The Bakersfield Californian

DEAR PRUDENCE

- DANIEL MALLORY ORTBERG WITH ADVICE ON MANNERS & MORALS

Dear Prudence: My daughter has threatened to leave her marriage three times in the past four years.

Her husband is a slob and acts like a second child (they have a 4-year-old). The last time this happened, I paid for her to talk to a divorce lawyer and we talked about her and her son moving in with me. Then my daughter turned around and said they were going to make it work. And that they were trying for another baby! I told my daughter she was making a huge mistake. Babies don’t fix people. She is already stressed out caring for her son basically by herself. I also warned her I would be moving sooner rather than later. I was tired of snow and my sisters needed help caring for our parents.

My daughter didn’t talk to me for two weeks. I apologized and apologized and apologized. I thought everything was better between us until now. My sister had a stroke and can no longer care for our parents.

I am selling my house to move in with them. When I told my daughter, she exploded in anger, saying I was abandoning her and her children. She is pregnant again and it turns out her husband got someone else pregnant, too. I am completely floored by this and I don’t know what to do. I am in the process of putting my house on the market. I can’t afford two houses or to constantly be traveling between here and there. I don’t know what to do. Help!

—In a Bind

Dear In a Bind: I wish I could ask you a series of questions about how “I told my daughter she was making a huge mistake here. Babies don’t fix people” and “I also warned her I would be moving sooner rather than later” were connected in your mind.

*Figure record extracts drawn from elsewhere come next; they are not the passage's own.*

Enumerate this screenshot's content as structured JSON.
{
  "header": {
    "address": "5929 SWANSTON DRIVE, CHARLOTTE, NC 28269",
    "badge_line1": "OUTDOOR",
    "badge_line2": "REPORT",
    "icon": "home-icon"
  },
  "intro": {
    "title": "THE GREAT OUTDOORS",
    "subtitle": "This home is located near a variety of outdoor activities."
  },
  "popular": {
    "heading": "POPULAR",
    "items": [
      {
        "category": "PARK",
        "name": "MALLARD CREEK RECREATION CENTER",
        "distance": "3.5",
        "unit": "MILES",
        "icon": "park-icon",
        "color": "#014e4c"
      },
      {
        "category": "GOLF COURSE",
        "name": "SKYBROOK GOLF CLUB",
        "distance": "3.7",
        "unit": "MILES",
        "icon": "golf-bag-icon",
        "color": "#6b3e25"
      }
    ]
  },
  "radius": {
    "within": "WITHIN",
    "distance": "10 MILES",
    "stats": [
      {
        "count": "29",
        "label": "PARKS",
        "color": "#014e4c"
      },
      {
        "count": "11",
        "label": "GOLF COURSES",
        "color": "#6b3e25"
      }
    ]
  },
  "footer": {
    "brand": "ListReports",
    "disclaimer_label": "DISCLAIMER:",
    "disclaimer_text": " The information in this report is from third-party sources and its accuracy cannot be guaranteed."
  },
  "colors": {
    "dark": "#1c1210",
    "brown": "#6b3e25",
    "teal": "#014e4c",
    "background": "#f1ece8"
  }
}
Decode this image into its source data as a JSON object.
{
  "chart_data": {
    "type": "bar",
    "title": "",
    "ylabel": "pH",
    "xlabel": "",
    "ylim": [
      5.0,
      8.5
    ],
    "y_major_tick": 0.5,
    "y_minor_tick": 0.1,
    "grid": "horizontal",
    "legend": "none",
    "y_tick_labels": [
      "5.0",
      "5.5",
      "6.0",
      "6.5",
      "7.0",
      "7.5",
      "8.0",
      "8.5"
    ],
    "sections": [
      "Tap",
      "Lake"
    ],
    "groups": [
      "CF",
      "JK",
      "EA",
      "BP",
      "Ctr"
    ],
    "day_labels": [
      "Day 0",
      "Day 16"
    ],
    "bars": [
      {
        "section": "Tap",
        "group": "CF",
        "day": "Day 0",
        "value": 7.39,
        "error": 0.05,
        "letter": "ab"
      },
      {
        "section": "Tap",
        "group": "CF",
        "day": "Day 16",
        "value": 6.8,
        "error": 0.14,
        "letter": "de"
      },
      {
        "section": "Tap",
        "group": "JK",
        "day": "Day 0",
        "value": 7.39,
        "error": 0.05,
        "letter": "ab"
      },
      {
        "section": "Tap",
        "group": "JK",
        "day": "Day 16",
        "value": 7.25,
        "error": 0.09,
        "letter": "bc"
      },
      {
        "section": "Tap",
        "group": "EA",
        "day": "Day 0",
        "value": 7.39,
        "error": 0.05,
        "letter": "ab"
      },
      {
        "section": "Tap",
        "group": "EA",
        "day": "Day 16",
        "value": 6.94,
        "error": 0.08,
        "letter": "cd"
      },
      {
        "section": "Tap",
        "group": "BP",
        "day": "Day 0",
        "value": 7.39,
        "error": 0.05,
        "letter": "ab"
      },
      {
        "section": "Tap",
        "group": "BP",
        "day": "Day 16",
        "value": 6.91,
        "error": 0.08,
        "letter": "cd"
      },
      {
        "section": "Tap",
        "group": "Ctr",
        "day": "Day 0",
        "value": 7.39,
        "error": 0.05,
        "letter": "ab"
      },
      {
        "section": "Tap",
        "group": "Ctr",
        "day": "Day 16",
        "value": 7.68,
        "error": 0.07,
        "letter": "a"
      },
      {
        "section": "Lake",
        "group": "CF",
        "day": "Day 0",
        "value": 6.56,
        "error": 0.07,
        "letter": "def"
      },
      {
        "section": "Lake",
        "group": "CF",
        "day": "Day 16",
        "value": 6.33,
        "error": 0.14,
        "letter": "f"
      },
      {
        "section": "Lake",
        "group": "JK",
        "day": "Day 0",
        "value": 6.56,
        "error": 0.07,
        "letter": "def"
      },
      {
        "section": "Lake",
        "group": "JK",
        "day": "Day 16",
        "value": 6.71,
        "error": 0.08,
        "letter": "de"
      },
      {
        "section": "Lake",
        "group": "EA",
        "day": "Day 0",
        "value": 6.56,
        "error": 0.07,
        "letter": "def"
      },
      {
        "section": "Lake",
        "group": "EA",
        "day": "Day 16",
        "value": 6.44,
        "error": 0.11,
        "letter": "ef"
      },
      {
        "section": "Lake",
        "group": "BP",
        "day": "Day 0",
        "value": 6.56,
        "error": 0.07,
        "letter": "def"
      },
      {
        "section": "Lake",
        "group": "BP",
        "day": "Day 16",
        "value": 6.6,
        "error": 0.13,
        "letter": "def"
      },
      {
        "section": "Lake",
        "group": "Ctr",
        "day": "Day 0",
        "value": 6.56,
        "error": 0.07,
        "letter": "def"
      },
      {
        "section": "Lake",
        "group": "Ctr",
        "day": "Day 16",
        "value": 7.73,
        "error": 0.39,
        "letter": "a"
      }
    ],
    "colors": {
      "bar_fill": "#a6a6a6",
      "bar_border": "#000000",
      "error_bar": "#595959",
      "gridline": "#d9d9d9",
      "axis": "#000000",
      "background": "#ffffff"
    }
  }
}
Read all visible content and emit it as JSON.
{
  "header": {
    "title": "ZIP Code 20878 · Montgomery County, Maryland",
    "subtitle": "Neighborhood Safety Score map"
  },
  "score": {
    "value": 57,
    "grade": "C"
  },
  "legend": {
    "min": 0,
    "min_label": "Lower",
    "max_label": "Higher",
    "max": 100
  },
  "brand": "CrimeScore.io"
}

Were you trying to communicat­e to her that she had a chance to move in with you, but if she didn’t take you up on the offer, you would move away instead? Were you using a potential move as a way to pressure her to leave her husband? Related: Was your daughter mad at you for announcing (threatenin­g?) a move, or for your unsolicite­d advice on her marriage? Did you ultimately decide to move in with your parents because they urgently need you, or because you were frustrated that your daughter hadn’t accepted your apology?

When it comes to the sale of the house and the move, do what you have to do. As I said, it’s not clear to me whether this is an urgent, immediate need, but if it is, pack up and go help your parents.

Release the hope of fixing your daughter’s life through your advice, insights, apologies, or anything else. You can’t incentiviz­e her to leave her husband. You can’t threaten her into leaving her husband. She’s going to do what she’s going to do.